On October 28, 2020, the Mets declined Frazier's option for the 2021 season, making him a free agent.

===Pittsburgh Pirates===
On February 19, 2021, Frazier signed a minor league contract with the Pittsburgh Pirates organization that included an invitation to spring training. On March 26, Frazier opted out of his minor league contract and became a free agent. On March 30, Frazier re-signed with the Pirates on a new minor league deal. On April 22, Frazier was selected to the active roster. Frazier was designated for assignment on May 10 after hitting only .086/.200/.114 in 40 plate appearances. On May 13, Frazier was outrighted to Triple-A, but rejected the assignment and elected free agency.

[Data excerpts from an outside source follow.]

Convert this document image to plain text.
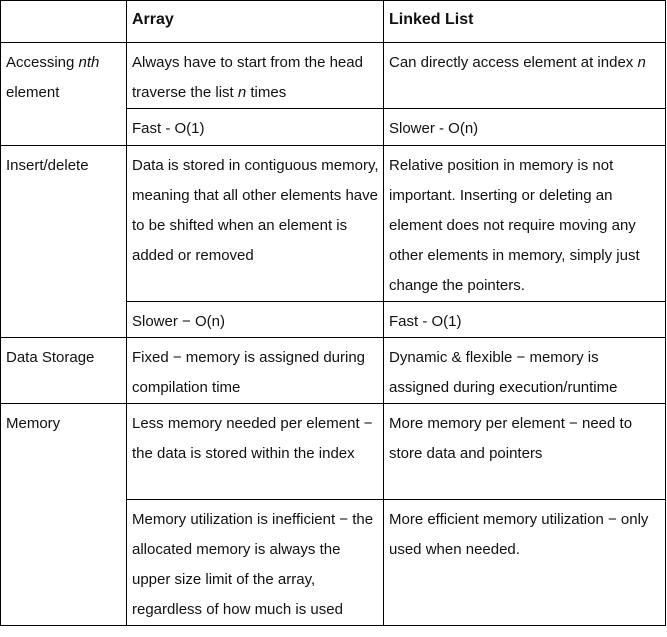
	Array	Linked List
Accessing nth element	Always have to start from the head traverse the list n times	Can directly access element at index n
	Fast - O(1)	Slower - O(n)
Insert/delete	Data is stored in contiguous memory, meaning that all other elements have to be shifted when an element is added or removed	Relative position in memory is not important. Inserting or deleting an element does not require moving any other elements in memory, simply just change the pointers.
	Slower − O(n)	Fast - O(1)
Data Storage	Fixed − memory is assigned during compilation time	Dynamic & flexible − memory is assigned during execution/runtime
Memory	Less memory needed per element − the data is stored within the index	More memory per element − need to store data and pointers
	Memory utilization is inefficient − the allocated memory is always the upper size limit of the array, regardless of how much is used	More efficient memory utilization − only used when needed.
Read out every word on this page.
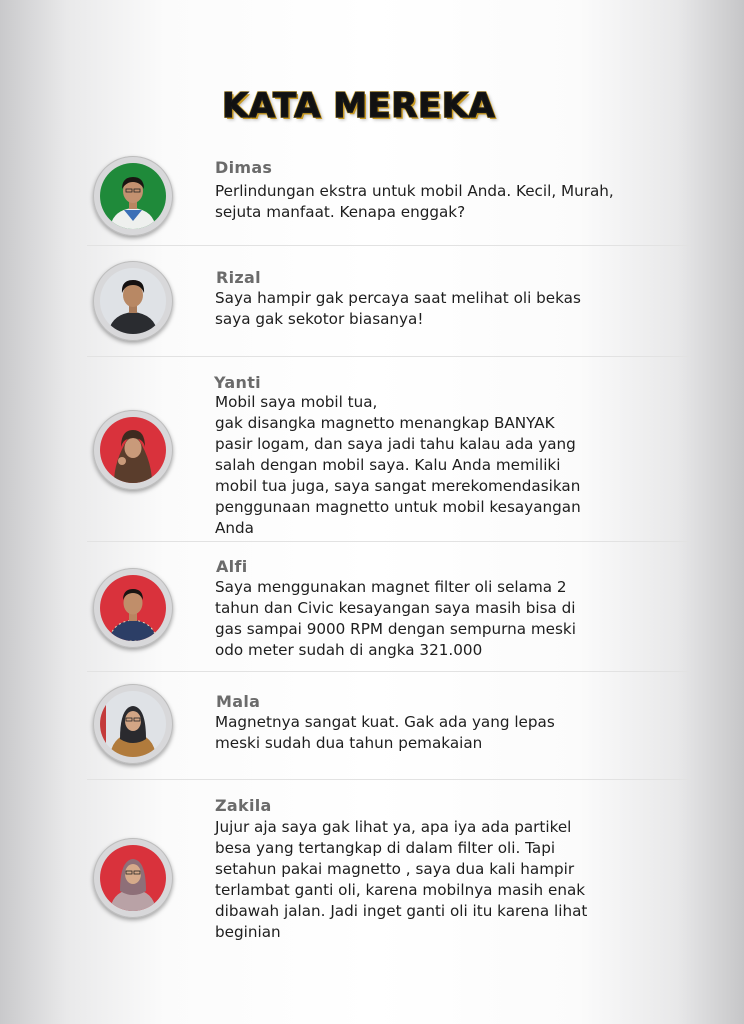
KATA MEREKA

Dimas

Perlindungan ekstra untuk mobil Anda. Kecil, Murah,
sejuta manfaat. Kenapa enggak?

Rizal

Saya hampir gak percaya saat melihat oli bekas
saya gak sekotor biasanya!

Yanti

Mobil saya mobil tua,
gak disangka magnetto menangkap BANYAK
pasir logam, dan saya jadi tahu kalau ada yang
salah dengan mobil saya. Kalu Anda memiliki
mobil tua juga, saya sangat merekomendasikan
penggunaan magnetto untuk mobil kesayangan
Anda

Alfi

Saya menggunakan magnet filter oli selama 2
tahun dan Civic kesayangan saya masih bisa di
gas sampai 9000 RPM dengan sempurna meski
odo meter sudah di angka 321.000

Mala

Magnetnya sangat kuat. Gak ada yang lepas
meski sudah dua tahun pemakaian

Zakila

Jujur aja saya gak lihat ya, apa iya ada partikel
besa yang tertangkap di dalam filter oli. Tapi
setahun pakai magnetto , saya dua kali hampir
terlambat ganti oli, karena mobilnya masih enak
dibawah jalan. Jadi inget ganti oli itu karena lihat
beginian
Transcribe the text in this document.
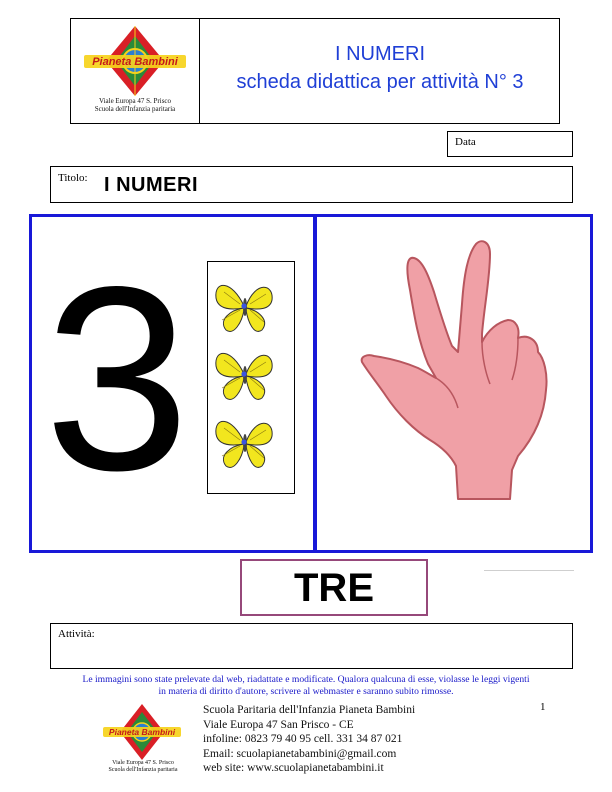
Pianeta Bambini
Viale Europa 47 S. Prisco
Scuola dell'Infanzia paritaria
I NUMERI
scheda didattica per attività N° 3
Data
Titolo: I NUMERI
3
TRE
Attività:
Le immagini sono state prelevate dal web, riadattate e modificate. Qualora qualcuna di esse, violasse le leggi vigenti
in materia di diritto d'autore, scrivere al webmaster e saranno subito rimosse.
Pianeta Bambini
Viale Europa 47 S. Prisco
Scuola dell'Infanzia paritaria
Scuola Paritaria dell'Infanzia Pianeta Bambini
Viale Europa 47 San Prisco - CE
infoline: 0823 79 40 95 cell. 331 34 87 021
Email: scuolapianetabambini@gmail.com
web site: www.scuolapianetabambini.it
1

===Sussex County Miners===
On June 9, 2021, Frazier signed with the Sussex County Miners of the Frontier League, to help prepare for the 2020 Summer Olympics (contested in 2021). He played in 6 games, going 6-for-21 with one home run and 6 RBI.

On April 5, 2022, Frazier announced his retirement from professional baseball.

==International career==
In May 2021, Frazier played for the United States national baseball team during qualifying for baseball at the 2020 Summer Olympics. After the team qualified, he was named to the Olympics roster on July 2. The team went on to win silver, losing to host Japan in the gold-medal game.

==Personal life==
On December 14, 2012, Frazier married his longtime girlfriend Jackie Verdon, a former Rutgers gymnast, who is also a New Jersey native. The couple have three children. The family resides in Toms River, where his name graces the Little League field called Frazier Field House.

The Frazier family has Scottish ancestry. Todd has two older brothers who also played professional baseball. Jeff Frazier played in nine major league games in 2010 for the Detroit Tigers and spent a total of nine seasons with the Tigers, Seattle Mariners, Washington Nationals and the Chicago Cubs organizations without returning to the Major Leagues. Charlie Frazier played for six seasons in the Florida Marlins organization.

Frazier grew up a New York Yankees fan in Toms River, New Jersey.

Frazier is a fan of fellow New Jerseyan Frank Sinatra, and often chose Sinatra's songs to play when he walked up to the batter's box before an at-bat.